I am as’thar, and my magic has grown stronger since I first earned that title. I called spirits to me, the spirits of the other world beyond the veil, and they called me to them. There was something in their thoughts, something they could not express or truly understand. But I saw in their magic the echoes of my own. More importantly, I saw the echoes of the evil that was pushing through my realm so quickly. Surely they must have some way of combating it that I could not know.
And so I began the crossing. I walked under the sun and moon, beneath the firmament for days on end, until from that far away delta I began to travel along a line of power, one as yet untouched by the plague. I cast the power up from the land, sending my sorrow to the keepers of the place that I could not be more gentle. I called upon Her majesty, upon the blooming life of the sun and the way opened before me.
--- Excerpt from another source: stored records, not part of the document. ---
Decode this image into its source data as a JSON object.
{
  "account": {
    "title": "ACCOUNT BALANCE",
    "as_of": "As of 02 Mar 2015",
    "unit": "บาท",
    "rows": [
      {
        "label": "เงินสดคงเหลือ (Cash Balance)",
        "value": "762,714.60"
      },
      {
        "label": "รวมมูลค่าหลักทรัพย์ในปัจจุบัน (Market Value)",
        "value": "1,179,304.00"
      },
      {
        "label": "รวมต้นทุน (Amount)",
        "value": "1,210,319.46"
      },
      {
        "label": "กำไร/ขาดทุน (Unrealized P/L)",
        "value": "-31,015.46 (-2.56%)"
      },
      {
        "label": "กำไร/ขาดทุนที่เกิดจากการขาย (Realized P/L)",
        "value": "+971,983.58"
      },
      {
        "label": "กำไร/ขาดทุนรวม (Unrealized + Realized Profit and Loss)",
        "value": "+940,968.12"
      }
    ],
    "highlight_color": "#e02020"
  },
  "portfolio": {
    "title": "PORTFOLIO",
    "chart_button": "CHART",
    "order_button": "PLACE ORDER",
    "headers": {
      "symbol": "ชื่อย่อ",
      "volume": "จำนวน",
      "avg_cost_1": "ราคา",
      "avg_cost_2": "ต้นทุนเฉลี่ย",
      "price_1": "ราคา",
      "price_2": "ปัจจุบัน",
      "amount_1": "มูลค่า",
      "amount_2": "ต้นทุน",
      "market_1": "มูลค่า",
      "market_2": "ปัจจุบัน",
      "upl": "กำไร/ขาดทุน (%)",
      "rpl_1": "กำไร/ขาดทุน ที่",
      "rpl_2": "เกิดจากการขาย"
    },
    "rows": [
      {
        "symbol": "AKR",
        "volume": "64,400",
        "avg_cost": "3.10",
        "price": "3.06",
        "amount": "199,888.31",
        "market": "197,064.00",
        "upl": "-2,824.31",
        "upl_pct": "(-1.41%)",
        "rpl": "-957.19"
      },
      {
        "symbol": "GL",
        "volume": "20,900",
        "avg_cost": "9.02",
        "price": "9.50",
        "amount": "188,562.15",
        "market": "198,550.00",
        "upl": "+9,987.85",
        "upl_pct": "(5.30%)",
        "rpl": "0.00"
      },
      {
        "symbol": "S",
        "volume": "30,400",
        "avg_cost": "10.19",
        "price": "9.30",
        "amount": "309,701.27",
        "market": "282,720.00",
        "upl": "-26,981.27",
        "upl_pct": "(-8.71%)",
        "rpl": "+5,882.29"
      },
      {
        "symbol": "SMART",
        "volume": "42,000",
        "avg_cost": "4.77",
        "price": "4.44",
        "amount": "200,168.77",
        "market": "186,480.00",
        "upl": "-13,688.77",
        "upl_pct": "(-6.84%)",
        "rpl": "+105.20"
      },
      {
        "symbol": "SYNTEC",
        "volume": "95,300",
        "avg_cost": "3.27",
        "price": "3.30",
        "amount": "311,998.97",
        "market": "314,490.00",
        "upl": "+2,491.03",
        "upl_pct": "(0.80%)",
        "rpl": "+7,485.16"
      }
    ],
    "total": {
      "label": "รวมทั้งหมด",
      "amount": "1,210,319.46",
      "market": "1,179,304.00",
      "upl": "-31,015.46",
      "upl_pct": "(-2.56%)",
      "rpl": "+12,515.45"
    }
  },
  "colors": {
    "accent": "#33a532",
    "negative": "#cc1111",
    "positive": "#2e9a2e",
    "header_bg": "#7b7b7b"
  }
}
I walked towards the lake, I could smell it far away, and when I first saw it, gazing upon it from a hill I knew that I was near where my home would be, if the way were not closed to me. In the air above the lake were shadows of a city, buildings towering before me.
I walked too them and they grew slowly more distinct, until I walked into one and it’s wall had substance. I followed the black roadways towards the lake, drawn ever forward by the power I had summoned, until the world collapsed upon me, folding over and over in this box, hidden away from the world I was trying to enter.
I lived my life a hundred times in the space of that fold, and then there was nothing but blackness, and the cold wintry air of the city. Then the bustling noise of the spirits moving around, and the hollow thud of the box I sat in. I listened for the sun and shivered. Waiting patiently for the darkness to settle before venturing out into this strange new world.